Proje olarak hedeflerimizden biri de mağdurlara bu konuda destek sağlamaktır. En azından mağdurların Kıbrıs’ın kuzeyinde bir süre kalabilmeleri için yasal bir düzünleme ve değişiklik gerekmektedir. Aynı zamanda şuna değinmekte de fayda var, insan ticareti sundan bahsederken Ceza Yasası’nda ilgili madde şunu söylüyor,
“Yabancılar ve Muhaceret Yasası tahtında devam eden soruşturma veya kovuşturma esnasında İnsan Ticareti suçunun mağduru olduğuna ilişkin polis ve/veya Mahkeme tarafından makul şüphe duyulan kişiler bakımından, soruşturma veya kovuşturma, kişinin İnsan Ticareti suçunun mağduru olup olmadığı Mahkeme kararıyla sabit oluncaya kadar durur.”

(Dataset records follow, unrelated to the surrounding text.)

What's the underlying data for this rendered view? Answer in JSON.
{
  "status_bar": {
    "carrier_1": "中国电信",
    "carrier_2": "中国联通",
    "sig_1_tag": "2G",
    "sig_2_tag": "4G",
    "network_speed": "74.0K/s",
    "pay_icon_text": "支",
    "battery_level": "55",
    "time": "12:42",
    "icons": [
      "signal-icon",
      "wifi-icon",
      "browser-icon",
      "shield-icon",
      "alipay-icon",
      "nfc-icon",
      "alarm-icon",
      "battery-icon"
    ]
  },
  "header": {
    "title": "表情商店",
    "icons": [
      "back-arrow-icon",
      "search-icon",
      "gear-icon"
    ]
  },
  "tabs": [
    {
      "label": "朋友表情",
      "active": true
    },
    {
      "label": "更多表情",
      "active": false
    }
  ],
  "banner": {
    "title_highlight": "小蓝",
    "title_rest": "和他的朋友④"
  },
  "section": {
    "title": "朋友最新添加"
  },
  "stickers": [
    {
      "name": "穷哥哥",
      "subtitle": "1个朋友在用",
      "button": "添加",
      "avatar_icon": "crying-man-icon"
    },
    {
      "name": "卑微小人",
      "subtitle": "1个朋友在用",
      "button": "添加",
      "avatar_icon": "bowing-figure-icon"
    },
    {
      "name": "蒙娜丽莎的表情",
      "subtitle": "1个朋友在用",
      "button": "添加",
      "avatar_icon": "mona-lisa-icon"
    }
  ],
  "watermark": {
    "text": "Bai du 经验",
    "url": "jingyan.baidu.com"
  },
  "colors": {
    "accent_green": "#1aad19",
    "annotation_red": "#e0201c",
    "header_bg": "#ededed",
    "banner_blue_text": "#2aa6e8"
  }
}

Bu maddeden de anlaşılacağı gibi eğer bir kimse böyle bir iddiada bulunuyorsa veya polis veya mahkeme böyle olduğuna dair bir bulgu getirirse sınır dışı prosedürü durdurulması gerekir. Bu Ceza Yasası’nda çok önemli bir değişikliktir.
İnsan Ticareti ile ilgili Ceza Yasası’nda yer alan maddelere ilişkin mağdurları korumak için yeterliliğini eleştiren Deniz Düzgün, İnsan Ticareti ile ilgili özel bir yasa hazırlanması belki çok daha doğru ve yerinde olur ama şu an itibari ile, ilgili madde de mağdurları koruyabilmek için çok önemlidir. Hem bu alanda çalışan insanlar için hem de bu suçtan mağdur olan insanlar için bu değişiklik çok büyük önem arz etmektedir.